No. Depression cannot be cured. But it can be treated well and managed well. That is the message from doctors. But there's more hope than meets the eye: every doctor reports a new mindset among people they see, a cultural paradigm shift, that's making people come out with their problems. There is also great advance in medical technology. "New drugs, with fewer side effects, are now available. They are very effective if prescribed and monitored right," says Dr Sagar. "Earlier we used to get unmanageable patients, brought in years after their diseases had taken root," says Dr Sheth. "Now the number of hospital in-patients has come down, as has the number and frequency of electric shock treatment." CBT, although time-consuming, works wonders for depressive patients. Armed with psychological testing, profiling, psychotherapy, hypnosis to relaxation training and group therapies, relief for patients is real and tangible.

Does India care?

India does not have enough doctors: there's a shortfall of 8,500 psychiatrists, 6,750 psychologists, 22,600 psychiatric social workers and 2,100 psychiatric nurses. The nation has not even bothered to find out how many people actually suffer from mental illness in more than six decades of Independence. It's only with the WHO labelling the country as the "most depressed nation", with a 36 per cent depression rate, that alarm bells have started to sound. Calling the report mistaken, India has now started its first survey across the country.

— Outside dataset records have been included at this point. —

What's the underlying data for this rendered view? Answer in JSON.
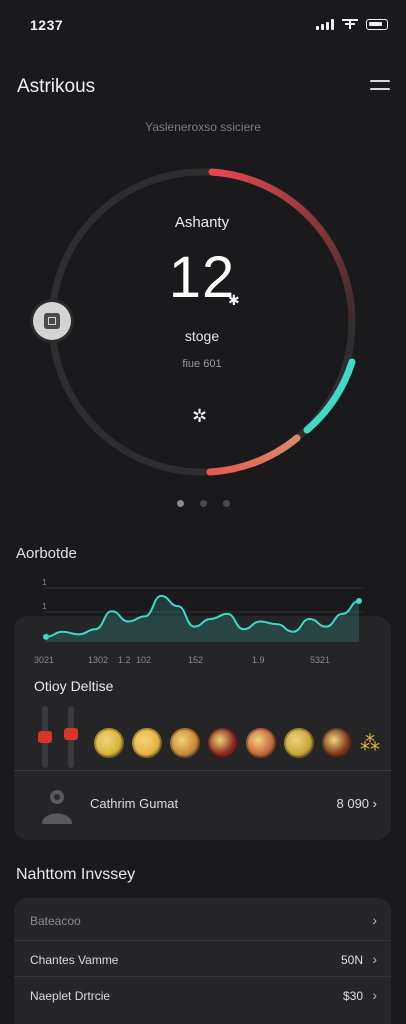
{
  "status": {
    "time": "1237"
  },
  "header": {
    "title": "Astrikous",
    "subtitle": "Yasleneroxso ssiciere"
  },
  "ring": {
    "label": "Ashanty",
    "value": "12",
    "unit": "stoge",
    "caption": "fiue 601",
    "icon_names": [
      "star-icon",
      "bolt-icon",
      "square-icon"
    ],
    "colors": {
      "track": "#2e2e30",
      "red": "#e8474f",
      "teal": "#3fd9c6",
      "salmon": "#e8735f"
    }
  },
  "pager": {
    "count": 3,
    "active_index": 0
  },
  "chart": {
    "title": "Aorbotde",
    "tick_labels": [
      "3021",
      "1302",
      "1.2",
      "102",
      "152",
      "1.9",
      "5321"
    ],
    "y_marks": [
      "1",
      "1"
    ],
    "color": "#3fd9c6"
  },
  "chart_data": {
    "type": "area",
    "x": [
      0,
      1,
      2,
      3,
      4,
      5,
      6,
      7,
      8,
      9,
      10,
      11,
      12,
      13,
      14,
      15,
      16,
      17,
      18,
      19
    ],
    "values": [
      2,
      4,
      3,
      5,
      12,
      8,
      10,
      18,
      14,
      6,
      9,
      11,
      5,
      8,
      7,
      4,
      9,
      6,
      11,
      16
    ],
    "title": "Aorbotde",
    "xlabel": "",
    "ylabel": "",
    "ylim": [
      0,
      25
    ]
  },
  "daily": {
    "title": "Otioy Deltise",
    "slider_levels": [
      0.5,
      0.55
    ],
    "foods": [
      "#d8b43a",
      "#e6b542",
      "#c98a3a",
      "#8a2a22",
      "#c86a3e",
      "#c7a83a",
      "#7a3a22"
    ],
    "food_last_icon": "fries-icon"
  },
  "profile": {
    "name": "Cathrim Gumat",
    "value": "8 090"
  },
  "section2": {
    "title": "Nahttom Invssey",
    "rows": [
      {
        "label": "Bateacoo",
        "value": ""
      },
      {
        "label": "Chantes Vamme",
        "value": "50N"
      },
      {
        "label": "Naeplet Drtrcie",
        "value": "$30"
      }
    ]
  }
}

The country did not have an officially approved mental health policy-even on paper-as recently as October 2014, when the first such policy was launched: to provide access, reduce stigma and suicides. The Mental Health Care Bill, which aims to protect the rights of patients, continues to get scuttled in Parliament. The government allocates less than a tenth of a per cent of its health budget-one of the lowest globally as a percentage of GDP-on mental health. What will it be now, with the 20 per cent cut to the health budget announced in December 2014?

It's not just India. Psychiatric disorders are rising across the world. The more cities grow, higher will be their share of the disease pie. Cities are lonely zones. They breed psychiatric maladies. With the next wave of urbanization slated to take place in India by 2050, loneliness and its collateral damage, depression, may just become the catch-all word for all urban angst in that distant future.